Memory leak when trying to free array of CString

Question

The following (MCVE if compiled as a cdylib called libffitest, requires libc as a dependency) demonstrates the problem:

use libc::{c_char, c_void, size_t};
use std::ffi::CString;
use std::mem;
use std::slice;

#[repr(C)]
#[derive(Clone)]
pub struct Array {
    pub data: *const c_void,
    pub len: size_t,
}

#[no_mangle]
pub unsafe extern "C" fn bar() -> Array {
    let v = vec![
        CString::new("Hi There").unwrap().into_raw(),
        CString::new("Hi There").unwrap().into_raw(),
    ];
    v.into()
}

#[no_mangle]
pub extern "C" fn drop_word_array(arr: Array) {
    if arr.data.is_null() {
        return;
    }
    // Convert incoming data to Vec so we own it
    let mut f: Vec<c_char> = arr.into();
    // Deallocate the underlying c_char data by reconstituting it as a CString
    let _: Vec<CString> = unsafe { f.iter_mut().map(|slice| CString::from_raw(slice)).collect() };
}

// Transmute to array for FFI
impl From<Vec<*mut c_char>> for Array {
    fn from(sl: Vec<*mut c_char>) -> Self {
        let array = Array {
            data: sl.as_ptr() as *const c_void,
            len: sl.len() as size_t,
        };
        mem::forget(sl);
        array
    }
}

// Reconstitute from FFI
impl From<Array> for Vec<c_char> {
    fn from(arr: Array) -> Self {
        unsafe { slice::from_raw_parts_mut(arr.data as *mut c_char, arr.len).to_vec() }
    }
}

I thought that by reconstituting the incoming Array as a slice, taking ownership of it as a Vec, then reconstituting the elements as CString, I was freeing any allocated memory, but I'm clearly doing something wrong. Executing this Python script tells me that it's trying to free a pointer that was not allocated: python(85068,0x10ea015c0) malloc: *** error for object 0x7ffdaa512ca1: pointer being freed was not allocated

import sys
import ctypes
from ctypes import c_void_p, Structure, c_size_t, cast, POINTER, c_char_p

class _FFIArray(Structure):
    """
    Convert sequence of structs to C-compatible void array

    """
    _fields_ = [("data", c_void_p),
                ("len", c_size_t)]


def _arr_to_wordlist(res, _func, _args):
    ls = cast(res.data, POINTER(c_char_p * res.len))[0][:]
    print(ls)
    _drop_wordarray(res)


prefix = {"win32": ""}.get(sys.platform, "lib")
extension = {"darwin": ".dylib", "win32": ".dll"}.get(sys.platform, ".so")
lib = ctypes.cdll.LoadLibrary(prefix + "ffitest" + extension)

lib.bar.argtypes = ()
lib.bar.restype = _FFIArray
lib.bar.errcheck = _arr_to_wordlist
_drop_wordarray = lib.drop_word_array

if __name__ == "__main__":
    lib.bar()

Answer 1

Well, that was a fun one to go through.

Your biggest problem is the following conversion:

impl From<Array> for Vec<c_char> {
    fn from(arr: Array) -> Self {
        unsafe { slice::from_raw_parts_mut(arr.data as *mut c_char, arr.len).to_vec() }
    }
}

You start with what comes out of the FFI boundary as an array of strings (i.e. *mut *mut c_char). For some reason, you decide that all of a sudden, it is a Vec<c_char> and not a Vec<*const c_char> as you would expect for the CString conversion. That's UB #1 - and the cause of your use-after-free.

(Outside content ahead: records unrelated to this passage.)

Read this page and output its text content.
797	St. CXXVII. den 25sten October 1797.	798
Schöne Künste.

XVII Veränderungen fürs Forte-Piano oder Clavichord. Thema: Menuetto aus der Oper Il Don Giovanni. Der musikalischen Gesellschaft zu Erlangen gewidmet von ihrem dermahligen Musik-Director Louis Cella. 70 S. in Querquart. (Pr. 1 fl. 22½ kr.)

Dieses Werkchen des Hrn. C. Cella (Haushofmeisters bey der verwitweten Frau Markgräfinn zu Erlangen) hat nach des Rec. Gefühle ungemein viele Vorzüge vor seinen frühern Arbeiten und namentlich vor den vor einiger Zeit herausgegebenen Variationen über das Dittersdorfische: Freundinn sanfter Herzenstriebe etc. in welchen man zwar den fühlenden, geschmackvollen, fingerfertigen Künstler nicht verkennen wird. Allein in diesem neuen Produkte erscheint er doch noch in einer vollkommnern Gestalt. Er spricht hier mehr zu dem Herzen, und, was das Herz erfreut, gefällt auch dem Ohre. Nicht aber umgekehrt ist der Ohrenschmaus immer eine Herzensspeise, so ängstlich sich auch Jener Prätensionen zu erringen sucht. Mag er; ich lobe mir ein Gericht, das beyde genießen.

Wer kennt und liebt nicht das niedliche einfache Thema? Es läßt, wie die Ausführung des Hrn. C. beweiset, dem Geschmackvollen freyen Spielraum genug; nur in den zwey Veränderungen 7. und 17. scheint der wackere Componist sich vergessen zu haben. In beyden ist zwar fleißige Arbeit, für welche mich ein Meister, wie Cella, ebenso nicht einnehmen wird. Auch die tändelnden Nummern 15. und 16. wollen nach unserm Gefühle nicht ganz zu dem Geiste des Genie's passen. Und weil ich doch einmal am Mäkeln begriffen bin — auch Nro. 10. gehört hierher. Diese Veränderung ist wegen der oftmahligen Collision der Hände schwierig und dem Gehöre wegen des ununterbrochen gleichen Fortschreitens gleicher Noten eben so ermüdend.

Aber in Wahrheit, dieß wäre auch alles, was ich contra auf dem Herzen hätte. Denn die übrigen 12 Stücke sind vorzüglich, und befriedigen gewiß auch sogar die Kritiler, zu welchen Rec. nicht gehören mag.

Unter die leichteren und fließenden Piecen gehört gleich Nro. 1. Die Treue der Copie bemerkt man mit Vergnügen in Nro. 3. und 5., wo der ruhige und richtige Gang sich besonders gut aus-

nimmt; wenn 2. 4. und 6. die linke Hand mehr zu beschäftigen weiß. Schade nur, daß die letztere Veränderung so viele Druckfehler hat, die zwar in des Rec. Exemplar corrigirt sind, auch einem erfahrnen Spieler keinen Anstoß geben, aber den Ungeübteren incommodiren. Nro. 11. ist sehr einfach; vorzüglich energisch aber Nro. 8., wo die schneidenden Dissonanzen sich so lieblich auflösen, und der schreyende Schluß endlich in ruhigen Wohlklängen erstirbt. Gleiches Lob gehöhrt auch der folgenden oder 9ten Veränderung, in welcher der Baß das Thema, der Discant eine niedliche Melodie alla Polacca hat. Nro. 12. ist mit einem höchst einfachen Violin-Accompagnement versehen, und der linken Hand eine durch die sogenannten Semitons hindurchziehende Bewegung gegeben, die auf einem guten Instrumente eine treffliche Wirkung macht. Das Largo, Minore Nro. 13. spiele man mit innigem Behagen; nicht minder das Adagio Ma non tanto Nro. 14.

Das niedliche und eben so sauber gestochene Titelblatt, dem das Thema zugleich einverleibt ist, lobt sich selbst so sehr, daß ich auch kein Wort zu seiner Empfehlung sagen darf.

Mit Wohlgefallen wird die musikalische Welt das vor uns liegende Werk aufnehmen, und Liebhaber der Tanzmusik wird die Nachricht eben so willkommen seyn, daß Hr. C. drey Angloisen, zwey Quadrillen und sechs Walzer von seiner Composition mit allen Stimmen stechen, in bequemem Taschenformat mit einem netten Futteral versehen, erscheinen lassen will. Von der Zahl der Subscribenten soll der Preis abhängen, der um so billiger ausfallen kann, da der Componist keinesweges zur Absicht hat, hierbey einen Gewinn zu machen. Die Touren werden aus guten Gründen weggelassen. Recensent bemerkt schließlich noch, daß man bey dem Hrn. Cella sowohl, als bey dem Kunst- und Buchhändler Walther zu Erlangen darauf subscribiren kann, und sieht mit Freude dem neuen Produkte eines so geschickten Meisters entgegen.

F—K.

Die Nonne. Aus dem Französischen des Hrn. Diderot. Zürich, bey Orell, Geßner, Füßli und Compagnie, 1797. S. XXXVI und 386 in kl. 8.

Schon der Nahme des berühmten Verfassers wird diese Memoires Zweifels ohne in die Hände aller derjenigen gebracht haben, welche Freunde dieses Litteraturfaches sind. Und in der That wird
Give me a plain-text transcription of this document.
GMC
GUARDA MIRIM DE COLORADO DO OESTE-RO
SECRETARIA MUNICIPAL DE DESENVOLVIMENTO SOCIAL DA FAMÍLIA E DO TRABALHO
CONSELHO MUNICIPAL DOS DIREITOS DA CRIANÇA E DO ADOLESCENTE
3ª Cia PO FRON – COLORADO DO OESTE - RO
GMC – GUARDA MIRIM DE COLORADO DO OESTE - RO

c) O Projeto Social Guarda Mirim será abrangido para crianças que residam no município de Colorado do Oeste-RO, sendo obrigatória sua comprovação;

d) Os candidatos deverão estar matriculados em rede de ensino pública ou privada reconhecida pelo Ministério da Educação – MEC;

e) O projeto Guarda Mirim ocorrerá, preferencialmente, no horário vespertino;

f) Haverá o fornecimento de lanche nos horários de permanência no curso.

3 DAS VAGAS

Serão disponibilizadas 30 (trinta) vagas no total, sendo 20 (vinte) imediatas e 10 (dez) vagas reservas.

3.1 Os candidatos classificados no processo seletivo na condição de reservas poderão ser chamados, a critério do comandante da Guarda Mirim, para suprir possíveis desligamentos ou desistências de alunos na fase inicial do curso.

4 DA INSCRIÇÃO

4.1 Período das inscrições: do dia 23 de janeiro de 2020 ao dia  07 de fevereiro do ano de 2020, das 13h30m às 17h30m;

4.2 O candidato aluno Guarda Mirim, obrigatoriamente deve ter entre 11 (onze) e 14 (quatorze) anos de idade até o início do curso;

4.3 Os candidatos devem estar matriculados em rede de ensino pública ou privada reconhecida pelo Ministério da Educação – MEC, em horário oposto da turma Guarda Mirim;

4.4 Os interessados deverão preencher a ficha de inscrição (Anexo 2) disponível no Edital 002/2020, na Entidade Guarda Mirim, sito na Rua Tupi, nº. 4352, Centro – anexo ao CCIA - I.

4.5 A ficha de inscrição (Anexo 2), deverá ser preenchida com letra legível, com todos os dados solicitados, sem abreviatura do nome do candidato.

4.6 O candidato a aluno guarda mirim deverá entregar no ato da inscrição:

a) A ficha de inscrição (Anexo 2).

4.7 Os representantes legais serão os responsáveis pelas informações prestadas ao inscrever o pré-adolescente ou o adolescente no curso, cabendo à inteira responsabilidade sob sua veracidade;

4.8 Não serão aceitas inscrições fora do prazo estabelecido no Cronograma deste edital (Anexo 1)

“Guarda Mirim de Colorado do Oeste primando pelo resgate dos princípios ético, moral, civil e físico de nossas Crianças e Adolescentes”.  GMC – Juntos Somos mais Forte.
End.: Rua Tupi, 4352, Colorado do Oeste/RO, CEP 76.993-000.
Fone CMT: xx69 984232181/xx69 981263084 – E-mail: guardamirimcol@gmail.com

The unnecessarily convoluted conversions made things even muddier due to the constant juggling between types. If your FFI boundary is Vec<CString>, why do you split the return into two separate calls? That's literally calling for disaster, as it happened.

Consider the following:

impl From<Array> for Vec<CString> {
    fn from(arr: Array) -> Self {
        unsafe {
          slice::from_raw_parts(
            arr.data as *mut *mut c_char,
            arr.len
          )
            .into_iter().map(|r| CString::from_raw(*r))
            .collect()
        }
    }
}

This gives you a one-step FFI boundary conversion (without the necessity for the second unsafe block in your method), clean types and no leaks.